Yesterday I caused my first Twitter furor.
Like many, I’m a nobody on Twitter (fewer than 100 followers). I’ve lurked for years following a few family members, some Wall St. investors, and some media people that I like. I follow a couple of teams, and my kids school.
Given my small number of followers, my posts never have any impact. Occasionally, I’ll get a like here or there. Once or twice I’ve even gotten a retweet! So when I talk about a furor, I’m talking about a furor by my standards, not overall.
Yesterday, I had the audacity to reply to a Greg Wrubell tweet about the BYU quarterback expressing my opinion that his accomplishments paled in comparison to continued losses against BYU’s rival Utah (I don’t feel the need to repeat it here – you can look it up at @MattWilles). If you’d like to have a civil conversation about my opinion, feel free to call, text, or email me. I could easily have deleted the tweet and moved on with my life. I didn’t.
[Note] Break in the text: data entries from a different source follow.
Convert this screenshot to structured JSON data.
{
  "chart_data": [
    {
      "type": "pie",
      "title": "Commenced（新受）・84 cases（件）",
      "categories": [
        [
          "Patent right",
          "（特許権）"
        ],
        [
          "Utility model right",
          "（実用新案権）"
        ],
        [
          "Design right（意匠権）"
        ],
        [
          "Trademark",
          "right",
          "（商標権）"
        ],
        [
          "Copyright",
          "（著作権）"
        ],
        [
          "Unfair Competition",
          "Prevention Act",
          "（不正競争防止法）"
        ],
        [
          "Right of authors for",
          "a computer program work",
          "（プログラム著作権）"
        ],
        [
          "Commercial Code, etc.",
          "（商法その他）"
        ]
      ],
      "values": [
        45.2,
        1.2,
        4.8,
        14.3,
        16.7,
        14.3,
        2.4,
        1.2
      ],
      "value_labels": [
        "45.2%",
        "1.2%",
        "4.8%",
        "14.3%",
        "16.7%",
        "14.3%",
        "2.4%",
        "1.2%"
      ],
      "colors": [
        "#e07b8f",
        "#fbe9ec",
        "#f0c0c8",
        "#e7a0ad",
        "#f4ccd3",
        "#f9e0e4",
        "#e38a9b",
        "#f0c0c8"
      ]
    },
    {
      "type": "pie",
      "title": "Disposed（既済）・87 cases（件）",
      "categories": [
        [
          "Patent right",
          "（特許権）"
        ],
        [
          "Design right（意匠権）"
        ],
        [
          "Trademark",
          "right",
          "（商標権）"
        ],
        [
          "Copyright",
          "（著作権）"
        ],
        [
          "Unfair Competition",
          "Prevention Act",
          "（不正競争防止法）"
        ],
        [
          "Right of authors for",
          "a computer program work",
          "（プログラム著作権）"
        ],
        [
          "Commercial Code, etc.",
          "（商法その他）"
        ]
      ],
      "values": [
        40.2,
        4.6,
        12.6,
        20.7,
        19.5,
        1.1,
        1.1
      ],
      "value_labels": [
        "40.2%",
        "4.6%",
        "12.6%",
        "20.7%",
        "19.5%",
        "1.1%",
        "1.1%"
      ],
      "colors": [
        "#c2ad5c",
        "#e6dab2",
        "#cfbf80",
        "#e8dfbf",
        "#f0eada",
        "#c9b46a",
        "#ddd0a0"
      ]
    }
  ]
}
Mr. Wrubell felt the need to “call” me “out” and alert his significantly larger following to my opinion. I was called shallow and an idiot. Evidently, I’m a “prick” and an “ass.” I was told that I must not be a “true” fan, that I didn’t deserve my season tickets, and that I could keep my donations (that’s the funniest one to me – I thought full disclosure was a good thing). Overall, I’ve been called worse, but it still wasn’t much fun.
Each response received what was hopefully a polite response from me. I received one nice tweet from someone recognizing that my responses were civil. I looked, and he also has fewer than 100 followers. Evidently, being nice on Twitter isn’t a recipe to generate buzz, but I’m grateful for his response. It was the only public one.
The micro Twitter furor I created yesterday is instructive and disheartening.
Last night I was watching MNF and monitoring Twitter before I was going to snow blow the driveway. Just then my wife said that our 15 year old had finished his homework and was outside shoveling the walk without being asked. A couple of minutes later my 12 year old walked in and announced he was going to go help him.
I put my phone down, shut off the television, put my shoes on, and went outside to express gratitude and help finish up. When I got outside my 15 year old, James, was gone. He had finished at our place and was across the street doing the neighbor’s.
Yes, I’m optimistic about the future.